Victor_D_ · ‎08-27-2015

Reading thru the code, it seems correct. One thing to double check is that the two algorithms are coming up with the same answers, since the inputs are the same. Another is to double-check that the resulting arrays are truly sorted, as well as the inputs are random. Lastly, try ipp radix sort, which should work on floating-point numbers (but double check that by checking that the results are sorted), in my past benchmarks it beat STL sort by about 3X.

Alok_J_ · ‎08-27-2015

Thanks for your response Victor. I had already displayed and checked that the vectors are initialized properly and they are sorted. The outputs from std::sort and ipp sort are matching. As per your suggestion, i changed to Radix sort and surprise... intel ipp sort was faster this time. Here is my output. I see an improvement of 2x though I was expecting more, but this is good enough proof. That raises questions, why regular sort is slower than std sort? My assumption was that ipp is generally better than std for performance. Guess this is not the case.

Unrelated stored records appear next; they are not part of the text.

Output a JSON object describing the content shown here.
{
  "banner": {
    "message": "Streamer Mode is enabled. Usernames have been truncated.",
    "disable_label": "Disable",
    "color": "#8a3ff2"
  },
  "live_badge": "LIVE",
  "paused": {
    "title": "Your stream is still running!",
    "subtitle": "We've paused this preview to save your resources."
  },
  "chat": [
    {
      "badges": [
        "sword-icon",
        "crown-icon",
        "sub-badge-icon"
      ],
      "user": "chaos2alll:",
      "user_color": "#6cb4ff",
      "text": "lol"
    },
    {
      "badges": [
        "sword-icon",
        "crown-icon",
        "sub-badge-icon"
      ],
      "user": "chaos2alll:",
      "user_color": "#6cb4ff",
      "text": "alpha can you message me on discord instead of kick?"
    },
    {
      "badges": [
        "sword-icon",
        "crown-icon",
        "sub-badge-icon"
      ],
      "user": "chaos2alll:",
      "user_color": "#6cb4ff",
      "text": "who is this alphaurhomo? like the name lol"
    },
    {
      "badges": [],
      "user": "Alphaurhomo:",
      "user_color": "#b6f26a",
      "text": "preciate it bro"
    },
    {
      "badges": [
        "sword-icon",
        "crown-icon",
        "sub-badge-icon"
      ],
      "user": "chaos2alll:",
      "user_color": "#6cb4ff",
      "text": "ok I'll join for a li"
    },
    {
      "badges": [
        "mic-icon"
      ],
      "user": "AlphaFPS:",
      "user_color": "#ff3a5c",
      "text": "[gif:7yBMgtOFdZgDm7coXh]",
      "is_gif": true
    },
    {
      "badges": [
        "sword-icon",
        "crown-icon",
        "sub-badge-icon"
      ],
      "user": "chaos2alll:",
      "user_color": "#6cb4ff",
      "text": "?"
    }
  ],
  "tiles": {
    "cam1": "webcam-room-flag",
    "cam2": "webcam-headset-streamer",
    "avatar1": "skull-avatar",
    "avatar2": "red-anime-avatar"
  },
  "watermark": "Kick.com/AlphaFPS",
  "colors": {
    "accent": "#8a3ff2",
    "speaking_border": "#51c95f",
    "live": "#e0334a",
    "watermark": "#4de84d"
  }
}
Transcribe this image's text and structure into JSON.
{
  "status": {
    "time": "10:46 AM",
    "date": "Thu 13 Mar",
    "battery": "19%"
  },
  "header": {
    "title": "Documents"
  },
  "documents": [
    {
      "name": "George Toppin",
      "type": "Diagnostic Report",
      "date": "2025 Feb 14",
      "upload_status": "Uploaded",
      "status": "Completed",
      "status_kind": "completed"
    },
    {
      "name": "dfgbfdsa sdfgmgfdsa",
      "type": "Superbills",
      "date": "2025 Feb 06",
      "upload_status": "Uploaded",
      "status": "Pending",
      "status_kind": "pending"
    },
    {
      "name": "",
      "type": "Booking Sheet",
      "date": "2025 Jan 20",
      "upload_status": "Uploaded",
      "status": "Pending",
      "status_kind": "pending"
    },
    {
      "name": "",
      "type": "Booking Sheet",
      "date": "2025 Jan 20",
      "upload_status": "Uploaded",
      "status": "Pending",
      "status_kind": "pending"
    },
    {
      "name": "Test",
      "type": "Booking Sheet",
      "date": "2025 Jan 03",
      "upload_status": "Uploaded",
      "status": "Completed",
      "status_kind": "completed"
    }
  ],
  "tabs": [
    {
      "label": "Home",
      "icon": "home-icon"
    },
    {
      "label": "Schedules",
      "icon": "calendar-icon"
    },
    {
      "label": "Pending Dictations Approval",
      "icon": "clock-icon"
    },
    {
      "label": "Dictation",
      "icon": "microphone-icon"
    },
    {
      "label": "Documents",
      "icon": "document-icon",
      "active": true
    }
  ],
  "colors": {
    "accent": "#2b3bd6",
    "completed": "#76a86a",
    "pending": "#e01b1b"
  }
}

Test for sorting an array of structures.

Test case:
Sort an array of structs (20000 iterations) with double of length 2000.


Test Case 1: std::sort
========================
average time 100 micros


Test Case 2: ipp::sort
========================
average time 50 micros

Victor_D_ · ‎08-27-2015

Nice work! Several benchmarks from an older version of IPP http://www.drdobbs.com/architecture-and-design/algorithm-improvement-through-performanc/221600153?pgno=5

confirm your measurements as well (see table 11 for 32-bit sorting) where Intel sort is slower than STL sort and IPP Radix sort is faster. Sorting in general is not a computationally limited operation, but performance is purely limited by memory accesses, where SSE/SIMD instruction don't help much. Radix sort changes the internal algorithm completely and that's the reason for the win.

Alok_J_ · ‎08-27-2015

good article. Thanks.

Thomas_W_Intel · ‎08-28-2015

I'm moving this thread to the IPP forum, where it is more likely it will catch the attention of IPP support.